Despite the high praise, considerable controversy continues among
military experts over battle strategy
during that tumultous combat period.
“Based upon my experiences in Vietnam,” writes Krohn, who served two
tours in Vietnam and retired from the
Army in 1984, “I was convinced that
conventional light infantry has little
chance of surviving contact with a superior force without artillery support.

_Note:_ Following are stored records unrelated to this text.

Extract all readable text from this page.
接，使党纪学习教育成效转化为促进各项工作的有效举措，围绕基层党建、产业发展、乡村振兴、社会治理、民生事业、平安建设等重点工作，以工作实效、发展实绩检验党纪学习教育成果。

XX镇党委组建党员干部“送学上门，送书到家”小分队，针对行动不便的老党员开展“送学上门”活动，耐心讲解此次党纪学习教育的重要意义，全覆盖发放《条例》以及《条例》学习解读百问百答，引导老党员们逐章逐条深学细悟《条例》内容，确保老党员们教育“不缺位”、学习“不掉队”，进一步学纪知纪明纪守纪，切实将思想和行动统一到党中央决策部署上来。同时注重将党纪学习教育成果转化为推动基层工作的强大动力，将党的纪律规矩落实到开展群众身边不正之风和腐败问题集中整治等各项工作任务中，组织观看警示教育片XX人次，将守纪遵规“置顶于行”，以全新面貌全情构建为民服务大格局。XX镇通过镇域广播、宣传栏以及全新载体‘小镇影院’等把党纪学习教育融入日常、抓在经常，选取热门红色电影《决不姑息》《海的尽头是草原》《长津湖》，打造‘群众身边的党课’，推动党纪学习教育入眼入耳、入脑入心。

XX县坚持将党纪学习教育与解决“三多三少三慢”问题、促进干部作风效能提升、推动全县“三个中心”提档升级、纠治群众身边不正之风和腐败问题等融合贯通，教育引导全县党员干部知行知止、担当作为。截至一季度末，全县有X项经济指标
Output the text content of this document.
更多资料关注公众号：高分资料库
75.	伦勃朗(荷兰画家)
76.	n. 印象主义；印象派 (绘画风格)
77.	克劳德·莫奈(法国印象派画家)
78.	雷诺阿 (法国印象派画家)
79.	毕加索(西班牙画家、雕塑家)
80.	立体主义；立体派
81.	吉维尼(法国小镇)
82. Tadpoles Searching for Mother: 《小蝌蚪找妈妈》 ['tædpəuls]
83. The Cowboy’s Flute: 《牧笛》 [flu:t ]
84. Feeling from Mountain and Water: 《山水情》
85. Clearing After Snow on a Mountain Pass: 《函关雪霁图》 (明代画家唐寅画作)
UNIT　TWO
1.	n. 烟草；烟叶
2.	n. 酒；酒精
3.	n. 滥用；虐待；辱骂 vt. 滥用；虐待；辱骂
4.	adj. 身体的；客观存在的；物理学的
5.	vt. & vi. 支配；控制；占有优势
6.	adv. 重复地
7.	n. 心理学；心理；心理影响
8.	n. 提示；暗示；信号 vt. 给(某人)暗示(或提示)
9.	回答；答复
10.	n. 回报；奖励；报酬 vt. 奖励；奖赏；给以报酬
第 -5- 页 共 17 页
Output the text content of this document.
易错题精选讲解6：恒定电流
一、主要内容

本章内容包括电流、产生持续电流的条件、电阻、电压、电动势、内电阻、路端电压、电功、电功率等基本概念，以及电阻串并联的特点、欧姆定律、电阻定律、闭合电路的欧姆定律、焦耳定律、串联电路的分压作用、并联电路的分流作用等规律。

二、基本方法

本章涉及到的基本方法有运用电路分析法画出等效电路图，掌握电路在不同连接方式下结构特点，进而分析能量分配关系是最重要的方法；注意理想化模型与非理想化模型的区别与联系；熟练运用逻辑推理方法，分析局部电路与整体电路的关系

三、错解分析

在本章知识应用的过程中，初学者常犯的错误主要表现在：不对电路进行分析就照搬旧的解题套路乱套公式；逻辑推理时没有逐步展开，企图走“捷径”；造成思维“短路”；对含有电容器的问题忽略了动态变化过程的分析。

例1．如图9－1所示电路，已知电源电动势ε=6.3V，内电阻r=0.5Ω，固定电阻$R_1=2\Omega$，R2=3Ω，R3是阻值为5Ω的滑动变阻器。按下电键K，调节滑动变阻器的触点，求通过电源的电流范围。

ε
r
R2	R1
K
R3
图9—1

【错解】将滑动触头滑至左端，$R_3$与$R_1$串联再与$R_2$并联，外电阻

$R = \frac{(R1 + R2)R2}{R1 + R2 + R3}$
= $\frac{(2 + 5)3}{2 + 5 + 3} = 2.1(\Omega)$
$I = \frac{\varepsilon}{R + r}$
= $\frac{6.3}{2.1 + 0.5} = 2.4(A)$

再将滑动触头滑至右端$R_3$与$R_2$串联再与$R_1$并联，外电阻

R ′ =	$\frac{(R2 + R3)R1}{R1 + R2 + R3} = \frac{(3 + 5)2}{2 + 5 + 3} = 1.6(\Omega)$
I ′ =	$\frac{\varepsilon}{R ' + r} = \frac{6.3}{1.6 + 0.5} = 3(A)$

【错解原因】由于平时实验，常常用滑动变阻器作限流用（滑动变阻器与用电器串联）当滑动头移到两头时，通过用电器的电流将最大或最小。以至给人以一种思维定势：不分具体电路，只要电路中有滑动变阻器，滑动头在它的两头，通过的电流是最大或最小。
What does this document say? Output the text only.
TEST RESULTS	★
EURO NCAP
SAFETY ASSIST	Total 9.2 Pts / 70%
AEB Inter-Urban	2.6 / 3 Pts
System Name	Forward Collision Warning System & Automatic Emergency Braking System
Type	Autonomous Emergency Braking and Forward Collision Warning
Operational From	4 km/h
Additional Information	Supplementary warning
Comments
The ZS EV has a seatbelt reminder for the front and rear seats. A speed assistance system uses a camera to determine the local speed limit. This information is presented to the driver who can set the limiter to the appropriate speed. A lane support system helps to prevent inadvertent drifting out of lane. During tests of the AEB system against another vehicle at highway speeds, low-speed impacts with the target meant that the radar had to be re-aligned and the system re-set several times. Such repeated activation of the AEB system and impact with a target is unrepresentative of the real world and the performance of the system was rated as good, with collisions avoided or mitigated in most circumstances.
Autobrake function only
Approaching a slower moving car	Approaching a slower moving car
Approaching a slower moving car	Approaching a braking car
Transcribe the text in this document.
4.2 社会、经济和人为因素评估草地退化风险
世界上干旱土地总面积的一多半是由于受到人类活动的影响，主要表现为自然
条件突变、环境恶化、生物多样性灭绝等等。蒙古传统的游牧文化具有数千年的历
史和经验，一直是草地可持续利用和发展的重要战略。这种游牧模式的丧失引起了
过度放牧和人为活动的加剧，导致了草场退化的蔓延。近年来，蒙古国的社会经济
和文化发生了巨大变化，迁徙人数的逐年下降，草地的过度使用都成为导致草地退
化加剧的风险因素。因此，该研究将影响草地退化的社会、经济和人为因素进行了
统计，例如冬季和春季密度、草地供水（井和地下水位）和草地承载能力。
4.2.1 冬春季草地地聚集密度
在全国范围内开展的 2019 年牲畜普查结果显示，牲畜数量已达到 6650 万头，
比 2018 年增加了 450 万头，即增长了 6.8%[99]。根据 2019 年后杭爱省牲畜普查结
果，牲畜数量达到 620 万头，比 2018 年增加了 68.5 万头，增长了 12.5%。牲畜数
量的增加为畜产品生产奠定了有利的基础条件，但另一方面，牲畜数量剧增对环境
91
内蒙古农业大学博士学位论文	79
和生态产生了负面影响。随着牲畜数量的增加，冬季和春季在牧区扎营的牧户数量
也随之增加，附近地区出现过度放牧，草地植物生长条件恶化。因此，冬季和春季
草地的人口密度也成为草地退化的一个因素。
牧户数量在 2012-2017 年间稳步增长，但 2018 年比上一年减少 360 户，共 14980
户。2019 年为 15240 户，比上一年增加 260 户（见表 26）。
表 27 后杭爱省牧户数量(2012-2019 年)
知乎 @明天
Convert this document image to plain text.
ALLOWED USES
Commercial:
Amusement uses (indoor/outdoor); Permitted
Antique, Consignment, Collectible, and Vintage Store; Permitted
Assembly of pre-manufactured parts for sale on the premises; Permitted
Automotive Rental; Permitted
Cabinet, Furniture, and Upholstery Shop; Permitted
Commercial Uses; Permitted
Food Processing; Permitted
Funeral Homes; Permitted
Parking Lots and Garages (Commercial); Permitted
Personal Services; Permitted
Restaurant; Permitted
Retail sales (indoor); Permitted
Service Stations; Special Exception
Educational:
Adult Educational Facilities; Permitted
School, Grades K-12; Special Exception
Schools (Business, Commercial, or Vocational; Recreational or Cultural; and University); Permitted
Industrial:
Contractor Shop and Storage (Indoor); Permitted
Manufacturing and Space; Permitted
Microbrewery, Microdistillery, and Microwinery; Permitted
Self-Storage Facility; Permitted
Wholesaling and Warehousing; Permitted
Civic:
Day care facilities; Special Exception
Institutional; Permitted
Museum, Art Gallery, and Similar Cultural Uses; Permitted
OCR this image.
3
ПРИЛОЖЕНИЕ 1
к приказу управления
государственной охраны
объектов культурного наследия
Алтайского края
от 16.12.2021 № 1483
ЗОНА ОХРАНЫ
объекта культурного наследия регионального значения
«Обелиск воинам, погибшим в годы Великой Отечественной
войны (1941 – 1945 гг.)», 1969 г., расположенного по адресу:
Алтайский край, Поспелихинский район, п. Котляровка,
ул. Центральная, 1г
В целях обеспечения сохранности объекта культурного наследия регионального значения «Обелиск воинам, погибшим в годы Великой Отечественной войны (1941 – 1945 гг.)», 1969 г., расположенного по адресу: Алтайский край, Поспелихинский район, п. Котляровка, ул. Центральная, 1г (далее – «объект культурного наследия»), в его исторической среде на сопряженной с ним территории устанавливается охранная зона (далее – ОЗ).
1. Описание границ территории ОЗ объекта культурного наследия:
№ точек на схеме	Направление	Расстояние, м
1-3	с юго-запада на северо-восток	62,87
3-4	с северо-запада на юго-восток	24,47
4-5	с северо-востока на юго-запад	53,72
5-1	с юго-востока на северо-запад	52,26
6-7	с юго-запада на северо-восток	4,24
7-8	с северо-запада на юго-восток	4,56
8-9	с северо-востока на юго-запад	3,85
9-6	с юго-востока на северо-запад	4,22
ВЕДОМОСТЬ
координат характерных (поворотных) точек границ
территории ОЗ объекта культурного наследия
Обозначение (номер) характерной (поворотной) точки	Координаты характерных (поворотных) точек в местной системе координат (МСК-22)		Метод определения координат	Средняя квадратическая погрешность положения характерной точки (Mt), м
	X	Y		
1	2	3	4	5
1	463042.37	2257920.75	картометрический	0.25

This conviction was never challenged
until 2002, when I learned that the
10th Mountain Division was deploying to Afghanistan without any organic artillery.” Wanting to find out
why, contrary to Army doctrine and
his experiences, Krohn was told by his
political contacts that “the Army didn’t
see the need to take artillery, while
[his] military contacts said the political
leadership set the rules. … In short, if
soldiers were killed or wounded in
Afghanistan because there was no artillery to support them, blame would
inevitably fall on the shoulders of the
person perceived most responsible.
Air-delivered precision weapons are
useful, but they have limitations, a
function of weather, response time and
availability.”
There is nothing formal about
Krohn’s part-diary, part-documentary, always instructional 33 chapters
in which he portrays, with care and
affection, men in ferocious close-encounter street fighting. That The Lost
Battalion of TET is relentlessly accurate and impartial in its overall conclusions was recently borne out when
the book was selected as an essential
source for a 2006 analysis of the battle for Hue by the U.S. Army Center
of Military History. Published in cooperation with the Association of the
U.S. Army, this revised paperback
edition, with 16 pages of personal
photos and six new appendices, arrives in time to commemorate Tet’s
40th anniversary.
The Lost Battalion of TET will be welcomed by all readers, including urban
battle historians and armchair generals, especially when Krohn’s recounted
reactions are not only often impolitic
but also are motivated by a drive to
keep faith with his companions—alive
or killed—his profession and his conscience.